Swarm of quakes rattles New Zealand
This morning's magnitude 5.8 quake was felt widely throughout the country not only because of its size but because of the tectonic plate it happened on.
The 5.8 quake struck at 7.19am and was felt as far north as Kerikeri and as far south as Southland.
It was 175 kilometres deep and centred 20km south east of Tokoroa, in the region of the Pacific Plate, one of the most active tectonic belts in the world.
It is not unusual for quakes of this magnitude and depth to occur on that plate boundary in the Tokoroa region, GeoNet duty officer, seismologist Anna Kaiser, said.
It was typical for such quakes to be felt throughout the country and particularly on the east coast, she said.
"It's typical with these types of earthquakes because it's occurring within the subducting slab.

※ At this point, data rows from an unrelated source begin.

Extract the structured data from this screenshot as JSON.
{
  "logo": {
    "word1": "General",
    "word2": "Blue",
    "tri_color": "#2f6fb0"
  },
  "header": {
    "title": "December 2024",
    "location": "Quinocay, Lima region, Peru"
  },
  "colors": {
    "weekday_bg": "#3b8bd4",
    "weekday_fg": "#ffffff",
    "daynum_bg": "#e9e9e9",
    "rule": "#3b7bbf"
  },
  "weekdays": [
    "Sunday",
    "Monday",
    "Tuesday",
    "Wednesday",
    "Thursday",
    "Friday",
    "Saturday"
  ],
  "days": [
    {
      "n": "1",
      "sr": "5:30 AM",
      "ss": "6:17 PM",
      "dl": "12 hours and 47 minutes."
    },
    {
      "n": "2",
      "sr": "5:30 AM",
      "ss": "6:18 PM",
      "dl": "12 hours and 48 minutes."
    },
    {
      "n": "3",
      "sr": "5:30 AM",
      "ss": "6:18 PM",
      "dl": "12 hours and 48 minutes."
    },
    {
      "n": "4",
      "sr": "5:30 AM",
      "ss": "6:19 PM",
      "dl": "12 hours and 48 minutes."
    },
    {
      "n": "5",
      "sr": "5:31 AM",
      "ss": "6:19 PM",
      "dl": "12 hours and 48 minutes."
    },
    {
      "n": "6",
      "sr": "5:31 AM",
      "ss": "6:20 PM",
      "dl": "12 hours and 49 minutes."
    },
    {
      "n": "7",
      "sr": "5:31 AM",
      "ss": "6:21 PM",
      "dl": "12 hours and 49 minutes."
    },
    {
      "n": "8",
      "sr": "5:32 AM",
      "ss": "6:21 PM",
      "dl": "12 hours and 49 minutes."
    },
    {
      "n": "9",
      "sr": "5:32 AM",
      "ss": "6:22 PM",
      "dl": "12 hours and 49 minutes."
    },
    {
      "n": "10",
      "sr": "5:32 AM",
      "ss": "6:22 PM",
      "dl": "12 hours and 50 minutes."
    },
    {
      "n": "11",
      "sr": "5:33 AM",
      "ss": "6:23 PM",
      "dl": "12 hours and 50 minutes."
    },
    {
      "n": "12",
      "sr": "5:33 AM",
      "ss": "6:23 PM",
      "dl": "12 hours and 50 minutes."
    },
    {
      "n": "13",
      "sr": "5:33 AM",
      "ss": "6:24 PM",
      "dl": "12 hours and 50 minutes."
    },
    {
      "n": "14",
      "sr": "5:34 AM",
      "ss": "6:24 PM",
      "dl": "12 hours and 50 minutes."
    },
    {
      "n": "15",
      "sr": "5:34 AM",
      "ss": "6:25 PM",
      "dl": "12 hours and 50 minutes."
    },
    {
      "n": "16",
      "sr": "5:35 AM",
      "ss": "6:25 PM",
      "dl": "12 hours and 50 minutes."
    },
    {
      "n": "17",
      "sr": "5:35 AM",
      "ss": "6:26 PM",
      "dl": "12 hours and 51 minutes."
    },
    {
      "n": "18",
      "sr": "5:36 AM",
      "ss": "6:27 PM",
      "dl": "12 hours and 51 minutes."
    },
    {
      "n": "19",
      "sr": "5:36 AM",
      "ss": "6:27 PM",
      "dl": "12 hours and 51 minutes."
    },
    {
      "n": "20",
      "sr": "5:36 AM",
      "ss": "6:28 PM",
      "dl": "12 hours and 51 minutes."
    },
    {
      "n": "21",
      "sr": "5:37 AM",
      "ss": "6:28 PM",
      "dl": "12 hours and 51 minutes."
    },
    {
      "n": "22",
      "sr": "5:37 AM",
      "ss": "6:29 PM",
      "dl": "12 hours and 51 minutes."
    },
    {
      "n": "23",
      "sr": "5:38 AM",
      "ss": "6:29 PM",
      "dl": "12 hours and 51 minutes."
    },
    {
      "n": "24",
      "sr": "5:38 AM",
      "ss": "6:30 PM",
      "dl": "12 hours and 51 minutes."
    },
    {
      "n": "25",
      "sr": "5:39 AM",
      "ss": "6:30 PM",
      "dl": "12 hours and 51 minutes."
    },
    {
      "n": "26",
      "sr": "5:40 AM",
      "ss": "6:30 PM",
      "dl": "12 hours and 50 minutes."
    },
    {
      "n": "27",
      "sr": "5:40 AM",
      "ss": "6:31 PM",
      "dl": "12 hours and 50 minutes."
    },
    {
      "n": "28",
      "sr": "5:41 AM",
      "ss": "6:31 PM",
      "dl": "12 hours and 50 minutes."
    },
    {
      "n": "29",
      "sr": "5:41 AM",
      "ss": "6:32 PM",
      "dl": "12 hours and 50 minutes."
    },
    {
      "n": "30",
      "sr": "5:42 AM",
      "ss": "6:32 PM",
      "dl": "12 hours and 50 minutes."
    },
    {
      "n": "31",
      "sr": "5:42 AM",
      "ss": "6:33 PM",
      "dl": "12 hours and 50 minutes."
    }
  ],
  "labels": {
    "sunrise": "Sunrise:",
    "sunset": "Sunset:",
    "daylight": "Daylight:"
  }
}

The waves travel along this material which means it can be felt at the surface or throughout quite a wide area."
A 7.3 quake which triggered a one-metre high tsunami in Japan yesterday was understood to also on the Pacific plate margin, Kaiser said.
New Zealand's 5.8 quake has been followed by at least 10 smaller tremors in the same region.
Nearly 10,000 people reported feeling the 5.8 quake on the GeoNet website.
A Greymouth resident described the quake as a "constant rolling motion", which lasted for about 10 seconds.
Amber, who is based in Hawke's Bay, said her kids rolled a marble down the hallway, so she assumed the piles had moved as well as the house.
Peter Fraser, based in Belmont Hills in Wellington, said it felt like a digger had gone past the house, and Laurel Baird, in nearby Tawa, said it felt like a huge truck at first, but then got "louder and louder".
"Then the rolling began. It felt like a long time," Baird said.
The quake wasn't described as violent, but people have said beds shook against walls, some ornaments fell from shelves and they were frustrated at being awake - having hoped for a Saturday sleep in.
The magnitude 5.8 quake was one of dozens of quakes, ranging from magnitude 1.2 to 5.8, so far today, according to GeoNet. Most would have been unnoticed but GeoNet described some as weak and the 5.8 as moderate.
GNS head of volcanology Gill Jolly said there was no concern that this morning's quakes would increase the risk of an eruption at either Ruapehu or Tongariro.
A swarm of earthquakes beneath Tongariro preceded the August eruption and a series of quakes have also occurred near Ruapahu in recent months, but seem to be dying down, Jolly said.